Una persona trans fa tutta quella fatica per cambiare sesso e io non mi sento assolutamente di rivolgerle alcuna critica. È un percorso dolorosissimo… E la complessità del transessualismo non può essere incasellata in un genere.
Dagli anni di Marcella a oggi, cosa è cambiato per le persone trans?
Grazie a una sentenza della Corte costituzionale, il cambio di identità sui documenti è possibile anche senza che vi sia stato un intervento chirurgico. Ma ancora siamo fermi a un certo stereotipo della persona transessuale. E non esiste una possibilità vera di inserimento lavorativo: l’alternativa resta ancora tra prostituzione e mondo dello spettacolo.
Con Vladimir Luxuria anche la politica è sembrata farsi carico, per una stagione, dei diritti delle persone trans.
La verità è che le battaglie delle minoranze è sempre difficile farle diventare battaglie di tutti.

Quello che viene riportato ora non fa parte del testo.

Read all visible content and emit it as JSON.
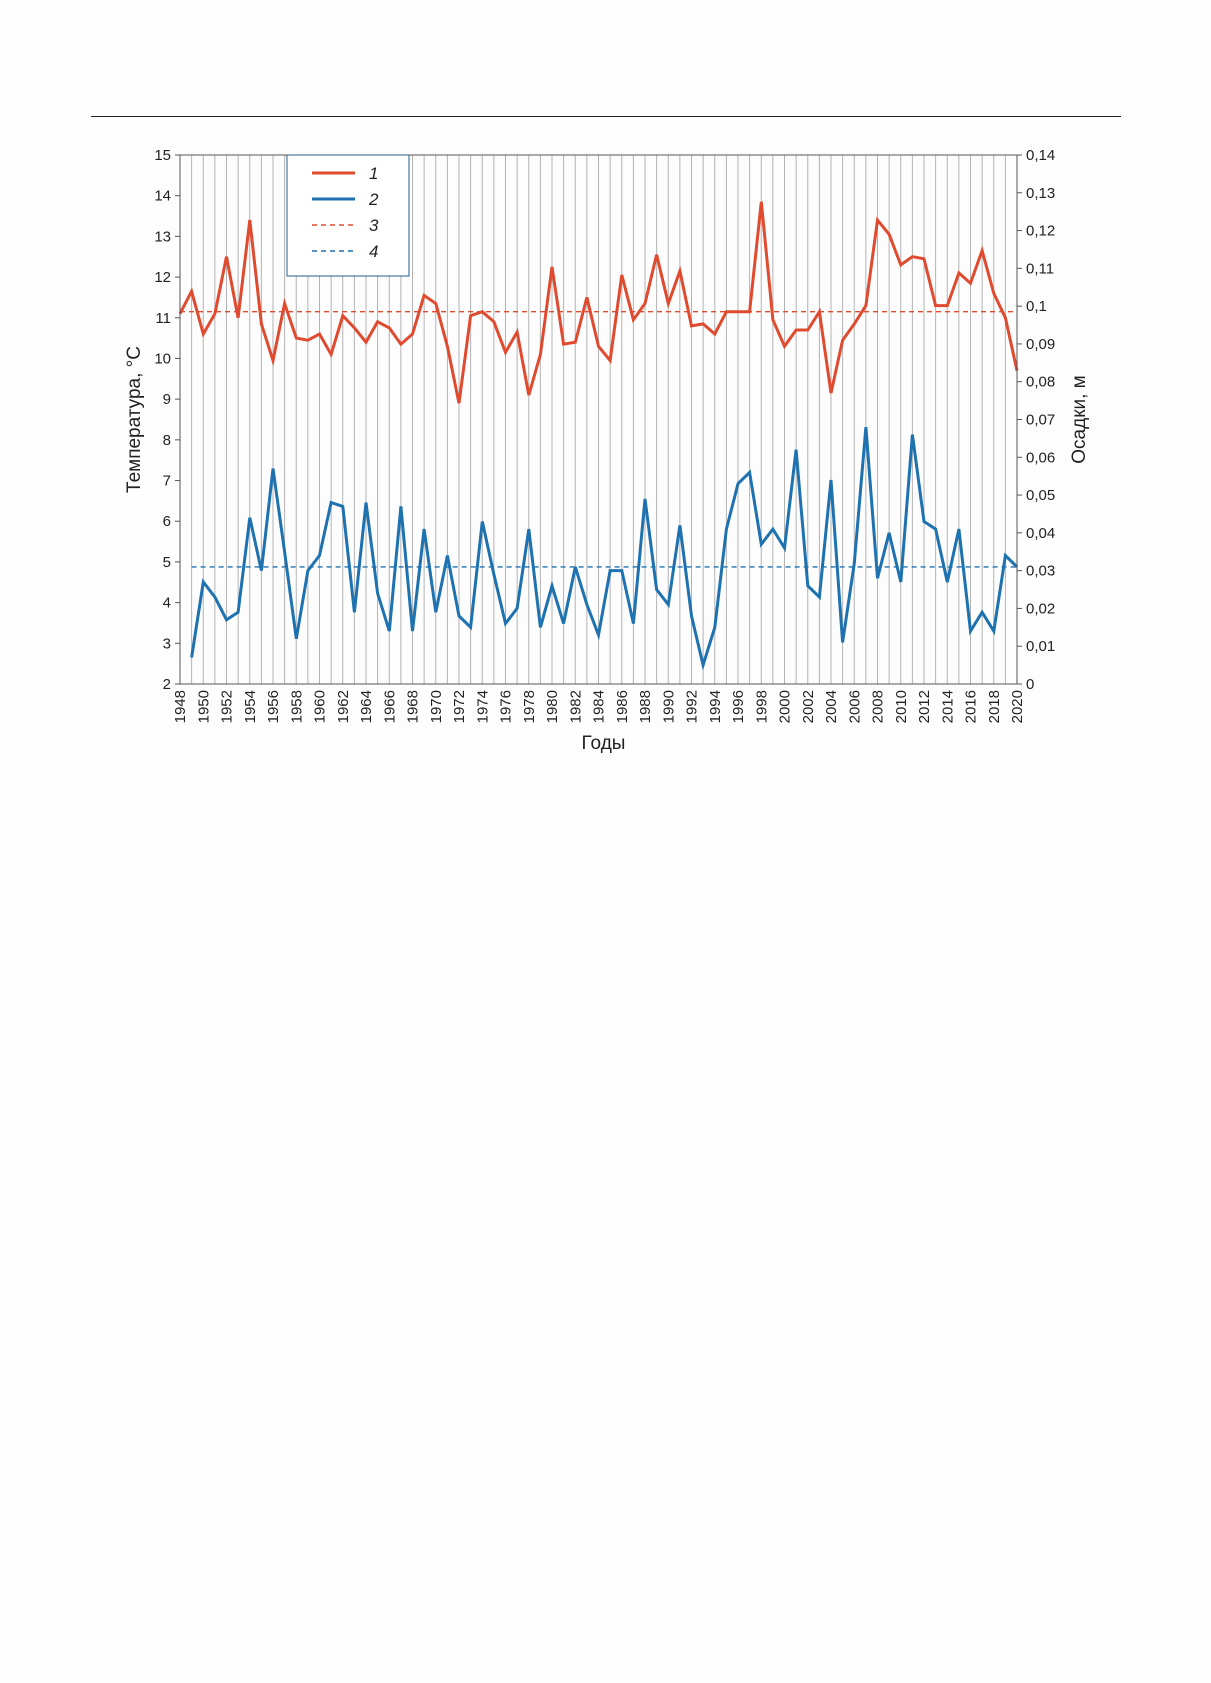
{
  "chart_data": {
    "type": "line",
    "xlabel": "Годы",
    "ylabel_left": "Температура, °С",
    "ylabel_right": "Осадки, м",
    "x": [
      1948,
      1949,
      1950,
      1951,
      1952,
      1953,
      1954,
      1955,
      1956,
      1957,
      1958,
      1959,
      1960,
      1961,
      1962,
      1963,
      1964,
      1965,
      1966,
      1967,
      1968,
      1969,
      1970,
      1971,
      1972,
      1973,
      1974,
      1975,
      1976,
      1977,
      1978,
      1979,
      1980,
      1981,
      1982,
      1983,
      1984,
      1985,
      1986,
      1987,
      1988,
      1989,
      1990,
      1991,
      1992,
      1993,
      1994,
      1995,
      1996,
      1997,
      1998,
      1999,
      2000,
      2001,
      2002,
      2003,
      2004,
      2005,
      2006,
      2007,
      2008,
      2009,
      2010,
      2011,
      2012,
      2013,
      2014,
      2015,
      2016,
      2017,
      2018,
      2019,
      2020
    ],
    "x_tick_labels": [
      "1948",
      "1950",
      "1952",
      "1954",
      "1956",
      "1958",
      "1960",
      "1962",
      "1964",
      "1966",
      "1968",
      "1970",
      "1972",
      "1974",
      "1976",
      "1978",
      "1980",
      "1982",
      "1984",
      "1986",
      "1988",
      "1990",
      "1992",
      "1994",
      "1996",
      "1998",
      "2000",
      "2002",
      "2004",
      "2006",
      "2008",
      "2010",
      "2012",
      "2014",
      "2016",
      "2018",
      "2020"
    ],
    "y_left_ticks": [
      "2",
      "3",
      "4",
      "5",
      "6",
      "7",
      "8",
      "9",
      "10",
      "11",
      "12",
      "13",
      "14",
      "15"
    ],
    "y_right_ticks": [
      "0",
      "0,01",
      "0,02",
      "0,03",
      "0,04",
      "0,05",
      "0,06",
      "0,07",
      "0,08",
      "0,09",
      "0,1",
      "0,11",
      "0,12",
      "0,13",
      "0,14"
    ],
    "ylim_left": [
      2,
      15
    ],
    "ylim_right": [
      0,
      0.14
    ],
    "grid": "vertical",
    "legend_position": "top-left",
    "series": [
      {
        "name": "1",
        "axis": "left",
        "style": "solid",
        "color": "#e04b30",
        "values": [
          11.1,
          11.65,
          10.6,
          11.1,
          12.5,
          11.0,
          13.4,
          10.85,
          9.95,
          11.35,
          10.5,
          10.45,
          10.6,
          10.1,
          11.05,
          10.75,
          10.4,
          10.9,
          10.75,
          10.35,
          10.6,
          11.55,
          11.35,
          10.3,
          8.9,
          11.05,
          11.15,
          10.9,
          10.15,
          10.65,
          9.1,
          10.1,
          12.25,
          10.35,
          10.4,
          11.5,
          10.3,
          9.95,
          12.05,
          10.95,
          11.35,
          12.55,
          11.35,
          12.15,
          10.8,
          10.85,
          10.6,
          11.15,
          11.15,
          11.15,
          13.85,
          10.95,
          10.3,
          10.7,
          10.7,
          11.15,
          9.15,
          10.45,
          10.85,
          11.3,
          13.4,
          13.05,
          12.3,
          12.5,
          12.45,
          11.3,
          11.3,
          12.1,
          11.85,
          12.65,
          11.6,
          11.0,
          9.7
        ]
      },
      {
        "name": "2",
        "axis": "right",
        "style": "solid",
        "color": "#1f72b0",
        "values": [
          null,
          0.007,
          0.027,
          0.023,
          0.017,
          0.019,
          0.044,
          0.03,
          0.057,
          0.035,
          0.012,
          0.03,
          0.034,
          0.048,
          0.047,
          0.019,
          0.048,
          0.024,
          0.014,
          0.047,
          0.014,
          0.041,
          0.019,
          0.034,
          0.018,
          0.015,
          0.043,
          0.029,
          0.016,
          0.02,
          0.041,
          0.015,
          0.026,
          0.016,
          0.031,
          0.021,
          0.013,
          0.03,
          0.03,
          0.016,
          0.049,
          0.025,
          0.021,
          0.042,
          0.018,
          0.005,
          0.015,
          0.041,
          0.053,
          0.056,
          0.037,
          0.041,
          0.036,
          0.062,
          0.026,
          0.023,
          0.054,
          0.011,
          0.032,
          0.068,
          0.028,
          0.04,
          0.027,
          0.066,
          0.043,
          0.041,
          0.027,
          0.041,
          0.014,
          0.019,
          0.014,
          0.034,
          0.031
        ]
      },
      {
        "name": "3",
        "axis": "left",
        "style": "dashed",
        "color": "#e04b30",
        "values": [
          11.15,
          11.15,
          11.15,
          11.15,
          11.15,
          11.15,
          11.15,
          11.15,
          11.15,
          11.15,
          11.15,
          11.15,
          11.15,
          11.15,
          11.15,
          11.15,
          11.15,
          11.15,
          11.15,
          11.15,
          11.15,
          11.15,
          11.15,
          11.15,
          11.15,
          11.15,
          11.15,
          11.15,
          11.15,
          11.15,
          11.15,
          11.15,
          11.15,
          11.15,
          11.15,
          11.15,
          11.15,
          11.15,
          11.15,
          11.15,
          11.15,
          11.15,
          11.15,
          11.15,
          11.15,
          11.15,
          11.15,
          11.15,
          11.15,
          11.15,
          11.15,
          11.15,
          11.15,
          11.15,
          11.15,
          11.15,
          11.15,
          11.15,
          11.15,
          11.15,
          11.15,
          11.15,
          11.15,
          11.15,
          11.15,
          11.15,
          11.15,
          11.15,
          11.15,
          11.15,
          11.15,
          11.15,
          11.15
        ]
      },
      {
        "name": "4",
        "axis": "right",
        "style": "dashed",
        "color": "#1f72b0",
        "values": [
          null,
          0.031,
          0.031,
          0.031,
          0.031,
          0.031,
          0.031,
          0.031,
          0.031,
          0.031,
          0.031,
          0.031,
          0.031,
          0.031,
          0.031,
          0.031,
          0.031,
          0.031,
          0.031,
          0.031,
          0.031,
          0.031,
          0.031,
          0.031,
          0.031,
          0.031,
          0.031,
          0.031,
          0.031,
          0.031,
          0.031,
          0.031,
          0.031,
          0.031,
          0.031,
          0.031,
          0.031,
          0.031,
          0.031,
          0.031,
          0.031,
          0.031,
          0.031,
          0.031,
          0.031,
          0.031,
          0.031,
          0.031,
          0.031,
          0.031,
          0.031,
          0.031,
          0.031,
          0.031,
          0.031,
          0.031,
          0.031,
          0.031,
          0.031,
          0.031,
          0.031,
          0.031,
          0.031,
          0.031,
          0.031,
          0.031,
          0.031,
          0.031,
          0.031,
          0.031,
          0.031,
          0.031,
          0.031
        ]
      }
    ]
  }
}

Vladimir è stata importante, lo diceva sempre Marcella, perché ha dato un’immagine diversa delle transessuali. La leader che aveva conosciuto personalmente e di cui mi parlava bene era Mara Carfagna: si era battuta, da ministro per le Pari opportunità, per introdurre l’aggravante della transfobia nella Legge Mancino contro l’incitamento all’odio. Non ci riuscì, ma almeno ci aveva provato.
Mentre la sinistra è sempre stata timida sul tema.
La battaglia per i diritti delle persone trans l’hanno combattuta prima di tutto i radicali. Come in tanti altri casi, sono stati loro a cominciare. I partiti della sinistra, poi, hanno seguito.
“L’equilibrio tra i diversi diritti è una delle condizioni più importanti per lo sviluppo di un Paese civile”, diceva Marcella.
Lei lo disse proprio durante l’incontro con Mara Carfagna. Ancora non comprendo come, secondo una certa destra, riconoscere più diritti e più libertà possa fare male alla società.
A proposito di diritti a rischio e di un certo dibattito pubblico, per molti è in atto un tentativo di riportare le donne indietro…
La cosa fondamentale, per non tornare indietro, è non farsi rinchiudere in casa. Lavorare e avere un ruolo sociale. Il nostro nemico, più ancora della politica reazionaria, è la crisi economica. Sono molte le donne che hanno dovuto rinunciare alla loro indipendenza. Ma certe battaglie dobbiamo comunque combatterle da sole. Quelle di noi che occupano posti di responsabilità sono ancora molto poche. Direttrici al Tg1 non se ne sono mai viste, come al Tg5.
Cosa le ha lasciato questa amicizia speciale?
Tre giorni prima di morire mi disse: “Io non rimpiango nulla, la mia vita è stata bellissima”. Ecco cosa mi ha lasciato: la sua gioia di vivere, anche le piccole cose. “Bianca, tesoroooo…”, mi sembra di sentirla ancora.
Marcella Di Folco è morta nel 2010. Perché aspettare nove anni per il libro?
Non volevo sovrapporre le mie idee e le mie inibizioni alla sua storia… Questo è il racconto di Marcella con le sue stesse parole. Lei era molto più libera di me e di noi tutte. Io non so se al suo posto ce la avrei fatta.